The New Raemon, en la intimidad

El músico catalán repasa en Málaga su carrera ante un puñado de fieles

FERNANDO MORGADO

La de anoche en La Trinchera fue, como se conoce en el argot taurino, una faena de aliño para Ramón Rodríguez, líder de The New Raemon. No había mucho ambiente de concierto en la sala del polígono La Estrella pocos minutos antes del comienzo oficial de la velada, que finalmente se retrasó media hora. Cuando por fin empezaron a sonar las notas de ‘La Cafetera’, la banda tenía delante a poco más de cincuenta fieles dispuestos a acompañarles en el repaso a su carrera, que en 2018 cumple diez años. Ramón decidió arrancar, como es lógico, con el primer tema del primer disco que lanzó como The New Raemon en 2008, ‘A propósito de Garfunkel’.

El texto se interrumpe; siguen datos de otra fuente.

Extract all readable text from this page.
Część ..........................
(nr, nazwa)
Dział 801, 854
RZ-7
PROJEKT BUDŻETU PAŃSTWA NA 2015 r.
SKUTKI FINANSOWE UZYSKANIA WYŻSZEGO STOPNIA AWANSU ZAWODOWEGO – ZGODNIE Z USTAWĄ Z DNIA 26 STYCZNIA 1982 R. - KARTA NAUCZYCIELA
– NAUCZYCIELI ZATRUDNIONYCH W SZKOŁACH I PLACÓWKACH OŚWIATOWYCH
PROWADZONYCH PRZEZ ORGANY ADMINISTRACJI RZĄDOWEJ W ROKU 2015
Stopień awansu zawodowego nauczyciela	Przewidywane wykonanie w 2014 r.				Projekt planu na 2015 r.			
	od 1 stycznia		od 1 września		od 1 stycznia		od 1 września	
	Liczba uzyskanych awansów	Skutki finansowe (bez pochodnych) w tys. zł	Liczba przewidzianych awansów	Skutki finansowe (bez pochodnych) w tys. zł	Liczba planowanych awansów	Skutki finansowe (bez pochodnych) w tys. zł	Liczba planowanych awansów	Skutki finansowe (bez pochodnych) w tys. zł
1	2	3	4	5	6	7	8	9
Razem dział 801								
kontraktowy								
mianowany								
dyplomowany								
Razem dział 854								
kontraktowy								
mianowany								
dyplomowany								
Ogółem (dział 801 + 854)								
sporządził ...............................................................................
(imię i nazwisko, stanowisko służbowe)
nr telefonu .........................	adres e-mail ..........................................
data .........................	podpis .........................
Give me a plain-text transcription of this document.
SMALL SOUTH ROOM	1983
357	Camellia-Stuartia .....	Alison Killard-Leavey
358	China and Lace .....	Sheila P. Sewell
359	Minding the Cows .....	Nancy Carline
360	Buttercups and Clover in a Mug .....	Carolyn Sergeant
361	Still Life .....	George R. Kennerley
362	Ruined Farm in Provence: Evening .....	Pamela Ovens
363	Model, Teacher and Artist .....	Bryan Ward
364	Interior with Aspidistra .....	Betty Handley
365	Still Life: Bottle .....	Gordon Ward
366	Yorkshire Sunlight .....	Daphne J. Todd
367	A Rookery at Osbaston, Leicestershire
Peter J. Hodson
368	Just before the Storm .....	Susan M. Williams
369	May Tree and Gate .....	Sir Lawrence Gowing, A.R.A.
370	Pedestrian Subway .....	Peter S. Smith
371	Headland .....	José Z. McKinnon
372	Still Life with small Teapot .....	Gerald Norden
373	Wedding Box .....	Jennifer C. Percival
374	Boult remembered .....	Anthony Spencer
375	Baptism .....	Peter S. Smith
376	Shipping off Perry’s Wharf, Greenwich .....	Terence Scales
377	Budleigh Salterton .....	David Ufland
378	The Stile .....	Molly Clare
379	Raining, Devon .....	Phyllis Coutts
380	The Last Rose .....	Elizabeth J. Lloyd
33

El concierto, perteneciente a la gira ‘Quema la memoria’, con la que el cantautor catalán celebra su década de actividad, siguió con ‘Sucedáneos’ y ‘Por tradición’, ambas de ‘La dimensión desconocida’. En sus primeros compases, la velada prometía mucho más, pero tras ‘Estupendamente’ todo fue bastante monótono. Quizá porque, como admitió de forma irónica Ramón Rodríguez, solo compone canciones alegres por equivocación, y su repertorio no es precisamente la mejor receta para animar un sábado por la noche. Aun así, los seis músicos se emplearon con pasión en ‘Oh, Rompehielos’, la canción que dio título al último trabajo en solitario del grupo, y en ‘Lo bello y lo bestia’, perteneciente a ‘Libre asociación’, su disco de 2011. El público reaccionó con ‘Reina del amazonas’, que es sin duda una de las mejores composiciones de Rodríguez desde que dejó su banda anterior, Madee.

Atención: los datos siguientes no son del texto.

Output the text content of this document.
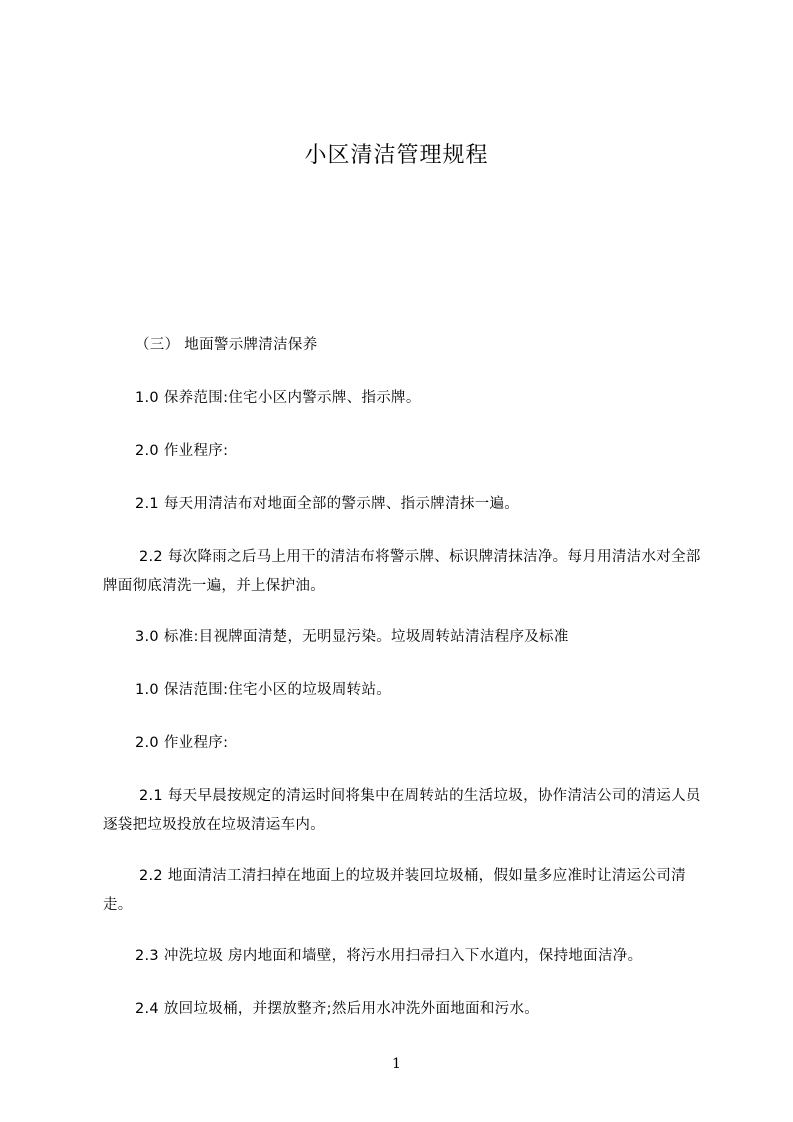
小区清洁管理规程

（三） 地面警示牌清洁保养

1.0 保养范围:住宅小区内警示牌、指示牌。

2.0 作业程序:

2.1 每天用清洁布对地面全部的警示牌、指示牌清抹一遍。

2.2 每次降雨之后马上用干的清洁布将警示牌、标识牌清抹洁净。每月用清洁水对全部牌面彻底清洗一遍，并上保护油。

3.0 标准:目视牌面清楚，无明显污染。垃圾周转站清洁程序及标准

1.0 保洁范围:住宅小区的垃圾周转站。

2.0 作业程序:

2.1 每天早晨按规定的清运时间将集中在周转站的生活垃圾，协作清洁公司的清运人员逐袋把垃圾投放在垃圾清运车内。

2.2 地面清洁工清扫掉在地面上的垃圾并装回垃圾桶，假如量多应准时让清运公司清走。

2.3 冲洗垃圾 房内地面和墙壁，将污水用扫帚扫入下水道内，保持地面洁净。

2.4 放回垃圾桶，并摆放整齐;然后用水冲洗外面地面和污水。

1
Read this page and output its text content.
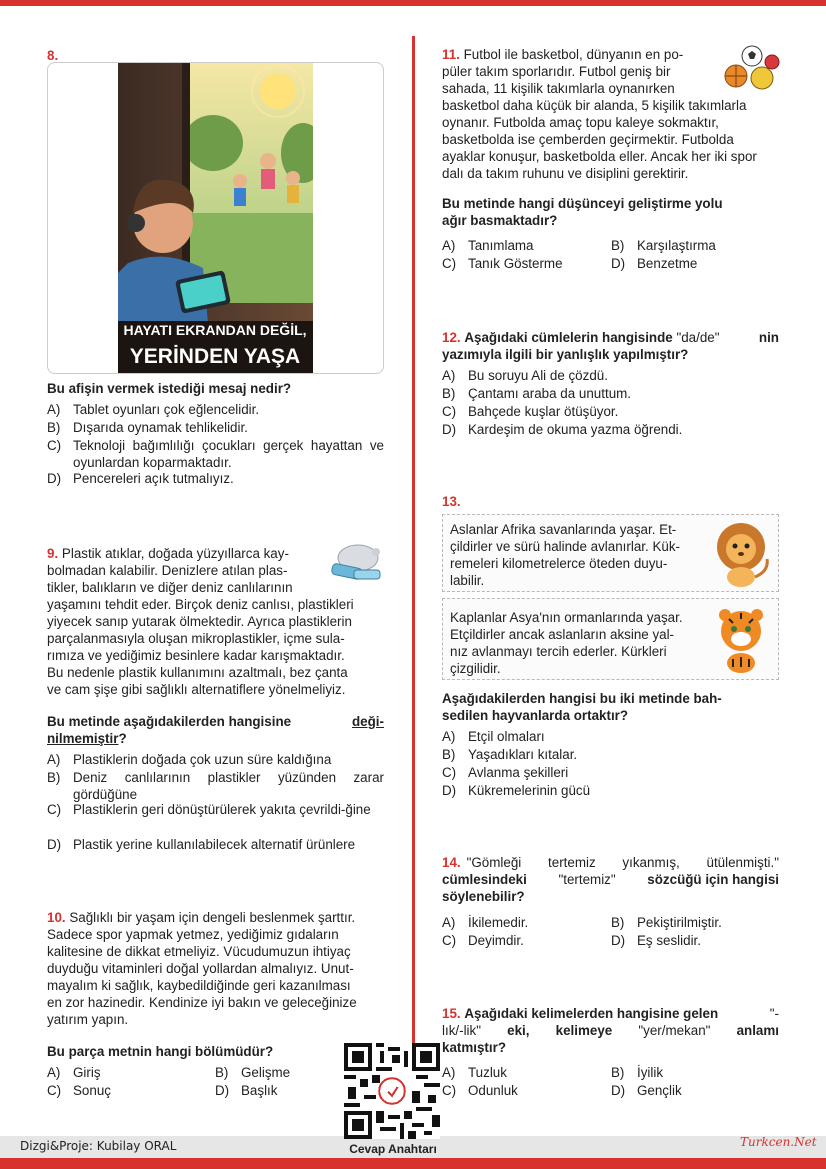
8.
HAYATI EKRANDAN DEĞİL,
YERİNDEN YAŞA
Bu afişin vermek istediği mesaj nedir?
A) Tablet oyunları çok eğlencelidir.
B) Dışarıda oynamak tehlikelidir.
C) Teknoloji bağımlılığı çocukları gerçek hayattan ve oyunlardan koparmaktadır.
D) Pencereleri açık tutmalıyız.
9. Plastik atıklar, doğada yüzyıllarca kay-
bolmadan kalabilir. Denizlere atılan plas-
tikler, balıkların ve diğer deniz canlılarının
yaşamını tehdit eder. Birçok deniz canlısı, plastikleri
yiyecek sanıp yutarak ölmektedir. Ayrıca plastiklerin
parçalanmasıyla oluşan mikroplastikler, içme sula-
rımıza ve yediğimiz besinlere kadar karışmaktadır.
Bu nedenle plastik kullanımını azaltmalı, bez çanta
ve cam şişe gibi sağlıklı alternatiflere yönelmeliyiz.
Bu metinde aşağıdakilerden hangisine	deği-
nilmemiştir?
A) Plastiklerin doğada çok uzun süre kaldığına
B) Deniz canlılarının plastikler yüzünden zarar gördüğüne
C) Plastiklerin geri dönüştürülerek yakıta çevrildi-ğine
D) Plastik yerine kullanılabilecek alternatif ürünlere
10. Sağlıklı bir yaşam için dengeli beslenmek şarttır.
Sadece spor yapmak yetmez, yediğimiz gıdaların
kalitesine de dikkat etmeliyiz. Vücudumuzun ihtiyaç
duyduğu vitaminleri doğal yollardan almalıyız. Unut-
mayalım ki sağlık, kaybedildiğinde geri kazanılması
en zor hazinedir. Kendinize iyi bakın ve geleceğinize
yatırım yapın.
Bu parça metnin hangi bölümüdür?
A) Giriş	B) Gelişme
C) Sonuç	D) Başlık
11. Futbol ile basketbol, dünyanın en po-
püler takım sporlarıdır. Futbol geniş bir
sahada, 11 kişilik takımlarla oynanırken
basketbol daha küçük bir alanda, 5 kişilik takımlarla
oynanır. Futbolda amaç topu kaleye sokmaktır,
basketbolda ise çemberden geçirmektir. Futbolda
ayaklar konuşur, basketbolda eller. Ancak her iki spor
dalı da takım ruhunu ve disiplini gerektirir.
Bu metinde hangi düşünceyi geliştirme yolu
ağır basmaktadır?
A) Tanımlama	B) Karşılaştırma
C) Tanık Gösterme	D) Benzetme
12. Aşağıdaki cümlelerin hangisinde "da/de"	nin
yazımıyla ilgili bir yanlışlık yapılmıştır?
A) Bu soruyu Ali de çözdü.
B) Çantamı araba da unuttum.
C) Bahçede kuşlar ötüşüyor.
D) Kardeşim de okuma yazma öğrendi.
13.
Aslanlar Afrika savanlarında yaşar. Et-
çildirler ve sürü halinde avlanırlar. Kük-
remeleri kilometrelerce öteden duyu-
labilir.
Kaplanlar Asya'nın ormanlarında yaşar.
Etçildirler ancak aslanların aksine yal-
nız avlanmayı tercih ederler. Kürkleri
çizgilidir.
Aşağıdakilerden hangisi bu iki metinde bah-
sedilen hayvanlarda ortaktır?
A) Etçil olmaları
B) Yaşadıkları kıtalar.
C) Avlanma şekilleri
D) Kükremelerinin gücü
14. "Gömleği tertemiz yıkanmış, ütülenmişti."
cümlesindeki "tertemiz" sözcüğü için hangisi
söylenebilir?
A) İkilemedir.	B) Pekiştirilmiştir.
C) Deyimdir.	D) Eş seslidir.
15. Aşağıdaki kelimelerden hangisine gelen	"-
lık/-lik" eki, kelimeye "yer/mekan" anlamı
katmıştır?
A) Tuzluk	B) İyilik
C) Odunluk	D) Gençlik
Dizgi&Proje: Kubilay ORAL	Cevap Anahtarı	Turkcen.Net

Como es habitual en sus conciertos, Rodríguez avisó a la audiencia de que no habría bises, pero prometió un final en alto. Quizá para compensar ‘Montañas’ y ‘Cuadratura del círculo’, los dos temas que rescató de su álbum a medias con Ricardo Lezón, cantante de McEnroe, con el que ya vino el año pasado a Málaga. Ya entonces demostró el catalán que no se caracteriza por ser especialmente amable con el público ni con los técnicos, y anoche volvió a demostrarlo. En el tramo final del espectáculo se quedó solo con su guitarra acústica y regañó por dos veces a los asistentes por hablar demasiado. El murmullo general, que por otra parte era excesivo, se apagó entonces, no se sabe si por las advertencias de Rodríguez o porque los fans intuían que se acercaba la hora de cantar ‘Te debo un baile’, la canción de Nueva Vulcano que The New Raemon sacó del ‘underground’ más profundo. Con otra versión de McEnroe, ‘Agosto del 94’, y con ‘Tú, Garfunkel’, acabó la velada. Como prometió Ramón, en lo más alto, aunque se hubiesen agradecido más momentos de ‘subidón’ entre tanta intensidad.